Tra i lavori in mostra spicca il grande dipinto “Allegoria del lavoro“, studio preparatorio di un affresco oggi distrutto proposto con grande successo nel 1933 alla Quinta Triennale di Milano. A questo nucleo si aggiungono importanti opere provenienti da collezioni private, dall’Associazione Mario Sironi e dall’Archivio Mario Sironi.
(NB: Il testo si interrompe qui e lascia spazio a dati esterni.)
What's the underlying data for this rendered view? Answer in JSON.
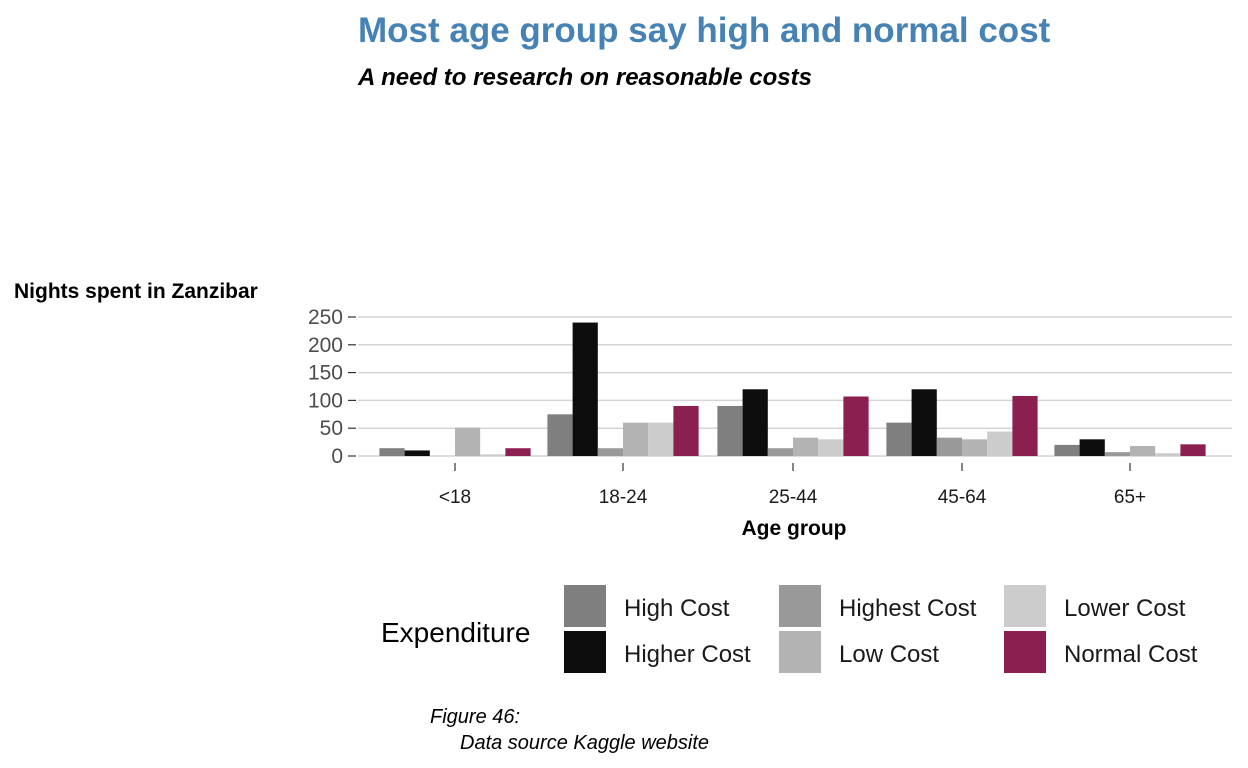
{
  "chart_data": {
    "type": "bar",
    "title": "Most age group say high and normal cost",
    "subtitle": "A need to research on reasonable costs",
    "xlabel": "Age group",
    "ylabel": "Nights spent in Zanzibar",
    "ylim": [
      0,
      250
    ],
    "yticks": [
      0,
      50,
      100,
      150,
      200,
      250
    ],
    "grid": true,
    "legend_title": "Expenditure",
    "legend_position": "bottom",
    "categories": [
      "<18",
      "18-24",
      "25-44",
      "45-64",
      "65+"
    ],
    "series": [
      {
        "name": "High Cost",
        "color": "#7f7f7f",
        "values": [
          14,
          75,
          90,
          60,
          20
        ]
      },
      {
        "name": "Higher Cost",
        "color": "#0d0d0d",
        "values": [
          10,
          240,
          120,
          120,
          30
        ]
      },
      {
        "name": "Highest Cost",
        "color": "#999999",
        "values": [
          0,
          14,
          14,
          33,
          7
        ]
      },
      {
        "name": "Low Cost",
        "color": "#b3b3b3",
        "values": [
          51,
          60,
          33,
          30,
          18
        ]
      },
      {
        "name": "Lower Cost",
        "color": "#cccccc",
        "values": [
          3,
          60,
          30,
          44,
          5
        ]
      },
      {
        "name": "Normal Cost",
        "color": "#8b1f4f",
        "values": [
          14,
          90,
          107,
          108,
          21
        ]
      }
    ],
    "title_color": "#4682b4",
    "caption_line1": "Figure 46:",
    "caption_line2": "Data source Kaggle website"
  }
}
Il passato, per l’artista, è modello imprescindibile cui riferirsi, fondamento culturale e formale necessario anche nella stagione della rivoluzione futurista e, al riguardo, la Curatrice in catalogo, rileva: «Anche nella fase futurista, cui aderisce tardivamente, non abbandona la ricerca del volume, dell’architettura compositiva, e la sua tavolozza si mantiene su un’economia cromatica che va dai grigi ai neri, gli ocra e le biacche, i bruni e le terre interrotte da tocchi di giallo o rosso con rari toni del verde azzurro acceso. Sironi guarda al passato, mentre i suoi colleghi e amici, firmatari del Manifesto dei pittori futuristi, sulla scorta dei principi lanciati da Filippo Tommaso Marinetti nel Manifesto del Futurismo, sono impegnati a “combattere accanitamente la religione fanatica, incosciente e snobistica del passato, alimentata dall’esistenza nefasta dei musei”, a ribellarsi “alla supina ammirazione delle vecchie tele, delle vecchie statue, degli oggetti vecchi e all’entusiasmo per tutto ciò che è tarlato, sudicio, corroso dal tempo”, a contestare la “stomachevole rifioritura di classicismo rammollito”, e a cacciare dal mondo dell’arte i “restauratori prezzolati di vecchie croste”, gli “archeologhi affetti da necrofilia cronica”, i critici, le accademie “gottose”, nonché i “professori ubbriaconi e ignoranti”, con l’intento di “distruggere il culto del passato, l’ossessione dell’antico, il pedantismo e il formalismo accademico” nonché di “disprezzare profondamente ogni forma d’imitazione”».
Il sopra citato catalogo, a carattere scientifico, è stato reaizzato da Sagep Editori e riproduce la totalità delle opere esposte con saggi, oltre a quello della Curatrice, di Fabio Benzi tra i maggiori studiosi dell’opera sironiana.